Four indentured women cross the black water to the Colony of Natal
In 1909, four women board a ship in Madras to cross the Kala Pani, the ‘black water’, to Natal. Lutchmee, a young widow, has escaped her vengeful mother-in-law and self-immolation on her husband’s funeral pyre. Vottie, from the Brahmin caste, is an educated girl whose abusive husband tries to hold on to his caste at all costs. Chinmah, heavily pregnant when she boards the ship, is married to an older man as part of an unpaid debt. Dazzling but shy Jyothi is single. On board the ship, the women will form friendships and alliances. They will help each other through trial and trauma, even after they arrive and are separated.
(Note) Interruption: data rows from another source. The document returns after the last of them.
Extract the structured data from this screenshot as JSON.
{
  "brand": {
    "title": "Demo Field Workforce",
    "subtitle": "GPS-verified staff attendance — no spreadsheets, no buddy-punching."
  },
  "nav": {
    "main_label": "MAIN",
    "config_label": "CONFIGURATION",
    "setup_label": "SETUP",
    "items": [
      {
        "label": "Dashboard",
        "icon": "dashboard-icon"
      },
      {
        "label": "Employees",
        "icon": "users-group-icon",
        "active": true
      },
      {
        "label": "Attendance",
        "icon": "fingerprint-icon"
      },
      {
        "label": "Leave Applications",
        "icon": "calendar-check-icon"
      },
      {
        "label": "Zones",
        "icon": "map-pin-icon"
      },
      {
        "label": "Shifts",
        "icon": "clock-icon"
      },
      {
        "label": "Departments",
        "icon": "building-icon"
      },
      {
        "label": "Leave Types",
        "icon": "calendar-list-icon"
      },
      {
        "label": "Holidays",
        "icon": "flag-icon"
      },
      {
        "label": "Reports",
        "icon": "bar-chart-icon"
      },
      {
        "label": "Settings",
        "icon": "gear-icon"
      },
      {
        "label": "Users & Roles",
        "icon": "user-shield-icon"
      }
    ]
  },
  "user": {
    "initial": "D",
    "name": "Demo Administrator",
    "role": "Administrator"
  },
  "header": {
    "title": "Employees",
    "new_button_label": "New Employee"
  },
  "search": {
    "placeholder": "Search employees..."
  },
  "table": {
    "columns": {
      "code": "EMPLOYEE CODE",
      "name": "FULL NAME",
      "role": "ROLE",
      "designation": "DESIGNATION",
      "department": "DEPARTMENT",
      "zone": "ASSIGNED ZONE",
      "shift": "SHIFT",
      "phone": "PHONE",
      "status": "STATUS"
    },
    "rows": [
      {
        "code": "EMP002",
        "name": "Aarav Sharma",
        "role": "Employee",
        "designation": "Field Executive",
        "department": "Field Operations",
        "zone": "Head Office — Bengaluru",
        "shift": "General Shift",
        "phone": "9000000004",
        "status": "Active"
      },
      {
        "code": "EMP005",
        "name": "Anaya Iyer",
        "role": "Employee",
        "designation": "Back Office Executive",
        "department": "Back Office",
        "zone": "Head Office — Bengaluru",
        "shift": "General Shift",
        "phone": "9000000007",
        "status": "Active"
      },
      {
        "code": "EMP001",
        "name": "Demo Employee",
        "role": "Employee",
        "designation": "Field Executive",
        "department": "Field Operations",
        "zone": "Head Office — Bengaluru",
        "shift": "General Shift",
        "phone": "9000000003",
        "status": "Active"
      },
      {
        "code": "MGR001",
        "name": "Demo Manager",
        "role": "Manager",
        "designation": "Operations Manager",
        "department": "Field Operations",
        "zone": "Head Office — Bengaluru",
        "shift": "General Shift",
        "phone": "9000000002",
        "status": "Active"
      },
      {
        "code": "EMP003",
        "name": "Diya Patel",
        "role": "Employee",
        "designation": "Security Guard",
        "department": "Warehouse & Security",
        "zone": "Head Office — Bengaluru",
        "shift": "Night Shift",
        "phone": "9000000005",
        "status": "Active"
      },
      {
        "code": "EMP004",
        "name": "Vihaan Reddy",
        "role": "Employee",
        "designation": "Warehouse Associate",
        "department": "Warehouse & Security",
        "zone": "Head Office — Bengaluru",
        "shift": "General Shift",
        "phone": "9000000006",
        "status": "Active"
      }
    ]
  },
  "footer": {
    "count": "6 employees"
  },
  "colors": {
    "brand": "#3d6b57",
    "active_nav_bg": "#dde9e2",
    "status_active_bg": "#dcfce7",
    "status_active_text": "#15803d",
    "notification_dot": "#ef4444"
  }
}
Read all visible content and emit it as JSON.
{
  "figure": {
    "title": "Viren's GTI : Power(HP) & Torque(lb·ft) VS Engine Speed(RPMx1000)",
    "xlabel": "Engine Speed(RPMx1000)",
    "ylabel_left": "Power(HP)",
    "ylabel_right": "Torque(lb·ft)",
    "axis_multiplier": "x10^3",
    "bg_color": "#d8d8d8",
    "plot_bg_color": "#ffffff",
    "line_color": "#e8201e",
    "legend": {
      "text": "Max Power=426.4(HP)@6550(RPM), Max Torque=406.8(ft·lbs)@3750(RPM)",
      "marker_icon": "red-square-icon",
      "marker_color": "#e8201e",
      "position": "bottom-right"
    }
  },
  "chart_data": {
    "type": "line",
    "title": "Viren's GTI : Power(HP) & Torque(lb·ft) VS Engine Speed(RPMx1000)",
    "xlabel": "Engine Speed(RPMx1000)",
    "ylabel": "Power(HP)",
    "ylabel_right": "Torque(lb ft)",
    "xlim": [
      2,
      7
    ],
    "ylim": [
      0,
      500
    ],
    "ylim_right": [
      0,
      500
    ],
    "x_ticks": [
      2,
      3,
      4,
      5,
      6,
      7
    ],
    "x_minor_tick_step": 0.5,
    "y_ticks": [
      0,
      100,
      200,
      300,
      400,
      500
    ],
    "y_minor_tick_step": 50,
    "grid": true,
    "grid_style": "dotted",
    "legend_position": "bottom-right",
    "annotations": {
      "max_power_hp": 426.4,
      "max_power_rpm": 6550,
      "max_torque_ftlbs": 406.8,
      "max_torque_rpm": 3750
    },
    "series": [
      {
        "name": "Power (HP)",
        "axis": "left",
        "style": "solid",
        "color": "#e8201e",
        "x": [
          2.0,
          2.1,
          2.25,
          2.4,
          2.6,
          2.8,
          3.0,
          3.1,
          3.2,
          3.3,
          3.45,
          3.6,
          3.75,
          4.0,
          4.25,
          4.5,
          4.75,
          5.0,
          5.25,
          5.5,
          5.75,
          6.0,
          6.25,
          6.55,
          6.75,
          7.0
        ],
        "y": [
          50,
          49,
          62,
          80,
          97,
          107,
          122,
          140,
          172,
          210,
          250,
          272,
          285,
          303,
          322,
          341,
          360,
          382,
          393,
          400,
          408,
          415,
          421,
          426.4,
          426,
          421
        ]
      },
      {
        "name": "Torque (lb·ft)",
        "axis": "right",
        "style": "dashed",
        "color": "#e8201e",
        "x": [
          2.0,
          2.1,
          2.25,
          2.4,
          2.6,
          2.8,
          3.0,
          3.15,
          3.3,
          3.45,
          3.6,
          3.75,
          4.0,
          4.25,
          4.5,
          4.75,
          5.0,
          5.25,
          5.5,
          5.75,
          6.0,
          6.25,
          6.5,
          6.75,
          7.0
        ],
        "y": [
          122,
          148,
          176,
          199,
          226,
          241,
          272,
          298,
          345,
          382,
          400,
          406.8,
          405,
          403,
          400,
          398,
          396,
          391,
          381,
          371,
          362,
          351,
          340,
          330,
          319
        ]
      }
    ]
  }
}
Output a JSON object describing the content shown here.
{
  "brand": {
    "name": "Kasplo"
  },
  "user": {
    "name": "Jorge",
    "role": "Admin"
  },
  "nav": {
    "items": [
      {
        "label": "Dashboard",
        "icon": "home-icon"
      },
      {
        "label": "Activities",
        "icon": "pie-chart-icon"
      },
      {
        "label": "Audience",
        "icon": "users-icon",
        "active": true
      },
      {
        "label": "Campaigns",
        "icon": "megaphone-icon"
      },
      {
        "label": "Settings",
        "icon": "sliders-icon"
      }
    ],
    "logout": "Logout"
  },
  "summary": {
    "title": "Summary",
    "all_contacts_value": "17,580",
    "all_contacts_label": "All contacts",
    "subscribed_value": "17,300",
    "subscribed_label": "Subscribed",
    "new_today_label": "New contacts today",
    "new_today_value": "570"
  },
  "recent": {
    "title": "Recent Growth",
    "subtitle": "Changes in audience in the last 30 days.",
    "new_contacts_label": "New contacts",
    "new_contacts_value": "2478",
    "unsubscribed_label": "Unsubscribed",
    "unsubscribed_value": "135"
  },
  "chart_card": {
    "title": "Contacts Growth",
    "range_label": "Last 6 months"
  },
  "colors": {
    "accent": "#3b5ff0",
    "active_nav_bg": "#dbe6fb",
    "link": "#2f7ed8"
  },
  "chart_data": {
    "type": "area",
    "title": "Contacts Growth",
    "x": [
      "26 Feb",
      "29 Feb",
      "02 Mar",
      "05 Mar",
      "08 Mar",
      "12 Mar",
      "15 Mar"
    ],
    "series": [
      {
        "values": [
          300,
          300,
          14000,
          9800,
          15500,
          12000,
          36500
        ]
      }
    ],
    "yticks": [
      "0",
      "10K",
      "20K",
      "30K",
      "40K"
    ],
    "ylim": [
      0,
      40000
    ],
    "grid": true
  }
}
Like many Indians desperate to escape unbearable conditions in their home country, these women are only too eager to believe what they’ve been told: that a better life awaits them in South Africa, where caste doesn’t matter, food is plentiful, and liberty will be theirs after just five years. But the reality of life on the plantations reveals the truth about the crossing: that it is usually a one-way journey, rife with misery, and that the hardship doesn’t end after the ship has dropped anchor in Durban harbour.
The epic stories of these immigrants – the brave, the bold, the kind; the weak, the cruel, the cowardly – are woven into the fabric of South Africa’s Indian population today. Shevlyn Mottai has drawn on her ancestors’ history to highlight the bonds formed between women during adversity, and to celebrate their journeys of tragedy and triumph.